November 23, 2016 / Published 10:00 AM EST / Alyssa Charles
Financial literacy 101: Retirement planning
There’s a lot to wrap your head around when it comes to your finances but a good understanding of some basic financial concepts can really take you a long way. November is financial literacy month in Canada and although Canadians received high scores when their financial knowledge was tested, many still lack confidence in their skills. As part of a three-part series, spoke to Manulife Securities Financial Advisor, William Bell and Retirement Specialist, David Demant to get their perspectives on some frequently asked retirement planning questions.
How much do I really need to retire?
Different people have different ideas about how much you should be saving for retirement. Many advisors say you need retirement cash flow equal to 70% to 80% of your peak-retirement income1. But one size doesn’t fit all. “The “70%” rule of thumb is a good place to start” says William, “but that’s all it is.” Everyone’s goals are different which is why it’s important to plan how you want to live in retirement and what steps you’ll need to take to get there. Working with a financial advisor can have a huge impact on meeting your financial goals. According to a 2015 study, those who have financial advisors acquire 2.73 times more wealth than those that don’t.

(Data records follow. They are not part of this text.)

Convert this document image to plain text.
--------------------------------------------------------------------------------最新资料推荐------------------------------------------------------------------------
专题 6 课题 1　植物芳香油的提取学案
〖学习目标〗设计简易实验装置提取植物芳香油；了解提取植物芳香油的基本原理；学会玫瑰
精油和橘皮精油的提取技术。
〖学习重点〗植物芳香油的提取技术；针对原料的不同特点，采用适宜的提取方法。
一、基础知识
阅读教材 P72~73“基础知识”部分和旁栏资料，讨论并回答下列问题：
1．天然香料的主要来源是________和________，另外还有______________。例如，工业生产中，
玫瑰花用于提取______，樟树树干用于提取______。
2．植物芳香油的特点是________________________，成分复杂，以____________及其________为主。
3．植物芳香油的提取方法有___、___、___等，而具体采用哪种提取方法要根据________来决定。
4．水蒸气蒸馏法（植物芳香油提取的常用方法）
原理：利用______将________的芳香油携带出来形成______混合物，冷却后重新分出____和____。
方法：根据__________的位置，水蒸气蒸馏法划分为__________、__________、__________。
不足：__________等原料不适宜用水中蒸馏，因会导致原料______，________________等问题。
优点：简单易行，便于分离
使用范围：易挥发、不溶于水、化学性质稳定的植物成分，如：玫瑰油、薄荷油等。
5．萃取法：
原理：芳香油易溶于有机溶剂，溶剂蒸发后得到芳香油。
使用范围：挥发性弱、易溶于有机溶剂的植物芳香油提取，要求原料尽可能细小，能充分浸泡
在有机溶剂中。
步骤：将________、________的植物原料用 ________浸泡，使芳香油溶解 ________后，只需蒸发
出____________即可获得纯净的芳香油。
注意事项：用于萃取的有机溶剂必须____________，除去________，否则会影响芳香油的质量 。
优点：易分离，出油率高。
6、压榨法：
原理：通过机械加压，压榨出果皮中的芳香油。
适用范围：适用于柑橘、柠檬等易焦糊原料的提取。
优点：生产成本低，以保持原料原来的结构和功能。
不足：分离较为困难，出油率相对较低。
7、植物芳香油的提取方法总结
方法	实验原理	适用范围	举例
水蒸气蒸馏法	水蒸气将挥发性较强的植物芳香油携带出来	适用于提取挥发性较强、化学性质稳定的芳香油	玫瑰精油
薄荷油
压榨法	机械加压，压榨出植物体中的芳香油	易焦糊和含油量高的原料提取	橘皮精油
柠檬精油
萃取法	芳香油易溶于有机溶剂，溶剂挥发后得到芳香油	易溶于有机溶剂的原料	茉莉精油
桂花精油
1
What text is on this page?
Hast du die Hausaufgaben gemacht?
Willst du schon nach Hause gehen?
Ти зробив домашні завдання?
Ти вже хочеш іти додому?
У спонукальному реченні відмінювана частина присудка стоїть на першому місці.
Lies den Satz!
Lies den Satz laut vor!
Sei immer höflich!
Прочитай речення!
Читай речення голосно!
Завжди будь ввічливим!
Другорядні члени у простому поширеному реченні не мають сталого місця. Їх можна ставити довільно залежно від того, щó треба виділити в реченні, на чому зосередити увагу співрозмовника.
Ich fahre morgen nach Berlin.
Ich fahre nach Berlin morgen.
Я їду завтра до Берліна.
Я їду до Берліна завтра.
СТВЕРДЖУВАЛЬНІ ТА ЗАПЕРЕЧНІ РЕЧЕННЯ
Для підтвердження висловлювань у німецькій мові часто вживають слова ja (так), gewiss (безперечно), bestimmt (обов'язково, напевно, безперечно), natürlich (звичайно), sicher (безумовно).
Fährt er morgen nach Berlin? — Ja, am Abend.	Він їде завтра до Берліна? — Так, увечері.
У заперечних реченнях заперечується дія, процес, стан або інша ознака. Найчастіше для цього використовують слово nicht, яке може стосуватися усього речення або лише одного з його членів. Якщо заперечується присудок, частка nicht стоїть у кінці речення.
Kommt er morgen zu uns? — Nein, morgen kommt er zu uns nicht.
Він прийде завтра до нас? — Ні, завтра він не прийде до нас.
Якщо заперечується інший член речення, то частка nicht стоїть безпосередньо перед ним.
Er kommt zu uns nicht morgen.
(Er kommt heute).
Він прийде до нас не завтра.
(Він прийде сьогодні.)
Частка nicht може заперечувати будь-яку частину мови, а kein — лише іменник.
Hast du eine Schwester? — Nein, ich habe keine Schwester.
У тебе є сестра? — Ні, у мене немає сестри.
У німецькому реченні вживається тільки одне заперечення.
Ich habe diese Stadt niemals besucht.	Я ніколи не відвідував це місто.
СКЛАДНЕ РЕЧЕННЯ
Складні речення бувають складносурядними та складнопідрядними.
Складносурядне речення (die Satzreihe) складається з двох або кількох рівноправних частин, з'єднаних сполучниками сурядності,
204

How can I maximize my retirement savings?
A 2015 Investor Pulse survey revealed that one in four Canadians are clueless about their current investment options and only 36% are at least somewhat knowledgeable about what types of investments they should consider to maximize their retirement savings1. Although there are many investment options that can be utilized, perhaps that shouldn’t be the focus. “It’s interesting that we spend a lot of time worrying about what kinds of investments are best, rather than worrying about how to invest more,” says William. Unfortunately, both RRSPs and TFSAs are underutilized with many people not maximizing their contribution limits. This is generally not because they don’t want to, but simply because they don’t have the money left at the end of the month to contribute. “Automatic savings plans and employer plans the two things people should be utilizing” says David. Setting up an automatic RRSP contribution on the same day you’re paid allows you to pay yourself first and save for retirement without really thinking about it. David also suggests taking advantage of any plans through your employer. “Utilizing employer plans that match your contributions is an easy way to turbo-charge your savings.”
I haven’t been saving as much as I should for retirement. What are some strategies for getting back on track?
One of the fundamentals of retirement planning that William continuously echoes is having a plan… and sticking to it. If you have a plan but you’ve somehow managed to fall off track, it might be a sign that your plan needs some revision. If you don’t have a plan, here are 6 things you can do right now.
Along with having a plan, David says that “understanding your investment options isn’t as important as understanding the risk of your investments and the fee that each investment charges.” Taking on too much risk and paying high fees can drain your savings, so it’s important to work with your financial advisor to determine your risk tolerance and figure out what investments will be best for you. “Investments can be complex, but asking for advice with regards to risk and fees is pretty straightforward and can make a huge difference.”